France (?) ca. 1820-1840. Oblong small folio (16.5 x 20.4 cm). "Title" or frontispiece illustration with floral border; 29 illustrations of initials (height ca. 15 cm, various widths), in watercolour and gouache, gilded, and some partly with gold foil; all on wove paper. Full red morocco. Spine with four raised gilt-stippled bands; compartments with gilt lines and gilt vignettes; boards with gilt-rolled floral borders; blind-tooled rectangular frame with gilt arabesque corner-pieces, central gilt frame of four connected, involute gilt lines around a gilt eagle. Gilt floral dentelles. Iridescent red and white silk endpapers. All edges gilt.

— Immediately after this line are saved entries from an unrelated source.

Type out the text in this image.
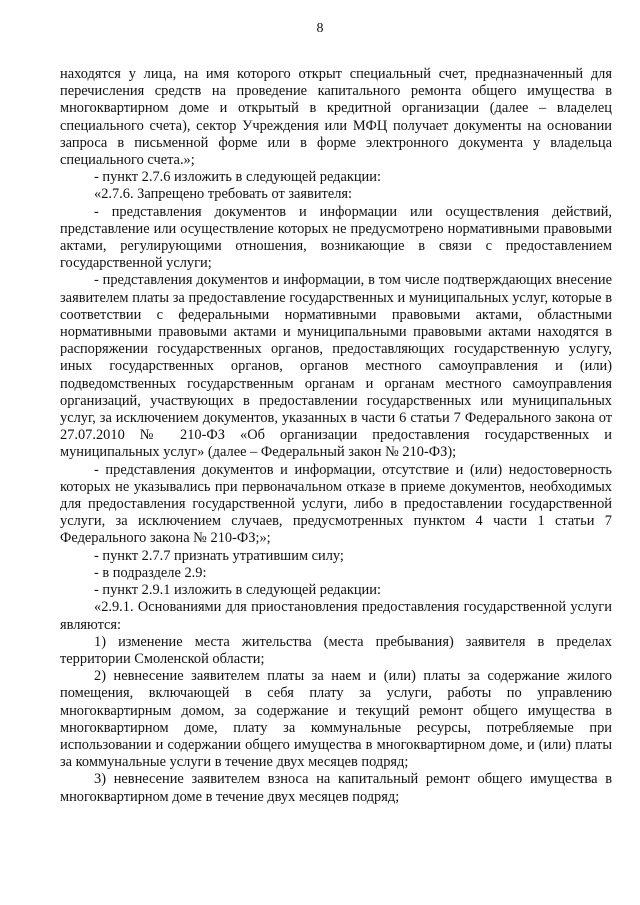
8

находятся у лица, на имя которого открыт специальный счет, предназначенный для перечисления средств на проведение капитального ремонта общего имущества в многоквартирном доме и открытый в кредитной организации (далее – владелец специального счета), сектор Учреждения или МФЦ получает документы на основании запроса в письменной форме или в форме электронного документа у владельца специального счета.»;

- пункт 2.7.6 изложить в следующей редакции:

«2.7.6. Запрещено требовать от заявителя:

- представления документов и информации или осуществления действий, представление или осуществление которых не предусмотрено нормативными правовыми актами, регулирующими отношения, возникающие в связи с предоставлением государственной услуги;

- представления документов и информации, в том числе подтверждающих внесение заявителем платы за предоставление государственных и муниципальных услуг, которые в соответствии с федеральными нормативными правовыми актами, областными нормативными правовыми актами и муниципальными правовыми актами находятся в распоряжении государственных органов, предоставляющих государственную услугу, иных государственных органов, органов местного самоуправления и (или) подведомственных государственным органам и органам местного самоуправления организаций, участвующих в предоставлении государственных или муниципальных услуг, за исключением документов, указанных в части 6 статьи 7 Федерального закона от 27.07.2010 № 210-ФЗ «Об организации предоставления государственных и муниципальных услуг» (далее – Федеральный закон № 210-ФЗ);

- представления документов и информации, отсутствие и (или) недостоверность которых не указывались при первоначальном отказе в приеме документов, необходимых для предоставления государственной услуги, либо в предоставлении государственной услуги, за исключением случаев, предусмотренных пунктом 4 части 1 статьи 7 Федерального закона № 210-ФЗ;»;

- пункт 2.7.7 признать утратившим силу;

- в подразделе 2.9:

- пункт 2.9.1 изложить в следующей редакции:

«2.9.1. Основаниями для приостановления предоставления государственной услуги являются:

1) изменение места жительства (места пребывания) заявителя в пределах территории Смоленской области;

2) невнесение заявителем платы за наем и (или) платы за содержание жилого помещения, включающей в себя плату за услуги, работы по управлению многоквартирным домом, за содержание и текущий ремонт общего имущества в многоквартирном доме, плату за коммунальные ресурсы, потребляемые при использовании и содержании общего имущества в многоквартирном доме, и (или) платы за коммунальные услуги в течение двух месяцев подряд;

3) невнесение заявителем взноса на капитальный ремонт общего имущества в многоквартирном доме в течение двух месяцев подряд;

A unique and wonderful, complete album. The first illustration shows a woman holding two blazons in silver and blue, and red, the following 29 plates contain an initial letter in medieval style, all splendidly executed in watercolour, gouache, and profusely added gilt. These initials do not seem to be straight copies of 14th- to 15th-century specimens, but, rather, entirely original designs, only using, sometimes paraphrasing, the ornaments and style of those initial found in in medieval books of hours. As such they belong to a retrospective fashion among mid-18th- to mid-19th-century bibliophiles, analogous to the revival of classic Greek and Roman art during the Renaissance. The most famous examples of this trend are illuminations made for the collection of the Italian bibliophile Angelo d'Elci (1751-1824) (see A. Dillon Bussi, Le Aldine Miniate delle Biblioteca Medicea Laurenziana, in: Aldus Manutius and Renaissance Culture, pp. 201-205. One illustration, however, contains a coat of arms seemingly belonging to the town of Landrethun-le-Nord (Old Flemish name Landerten) in the French departement Pas-de-Calais, or the De Rascas family of Languedoc and Provence (southern France): both shields show a narrow azure field with a lone star above a broader or (yellow) field with a red cross, but the resemblance to the latter is much stronger: both have an eight-pointed star (five in the Landrethun shield), and the cross has a pointed edge at the foot (all cross ends identical, bifurcated, in the Landrethun shield). The artist of this suite seems to have a preference for the letter D. The sequence of letters appears to be H, A, B, B, C, C, D, D, D, E, G, G, H, I, I, I, L, M, O, O, D, P, P, Q, R, S, and three that look like an inverted D. The last two being not as refined as the others, and perhaps subsequent imitations. This needs more research. Slight wear to board edges, corners, and spine ends, and some staining. Interior, however, clean and fresh; the colouration bright.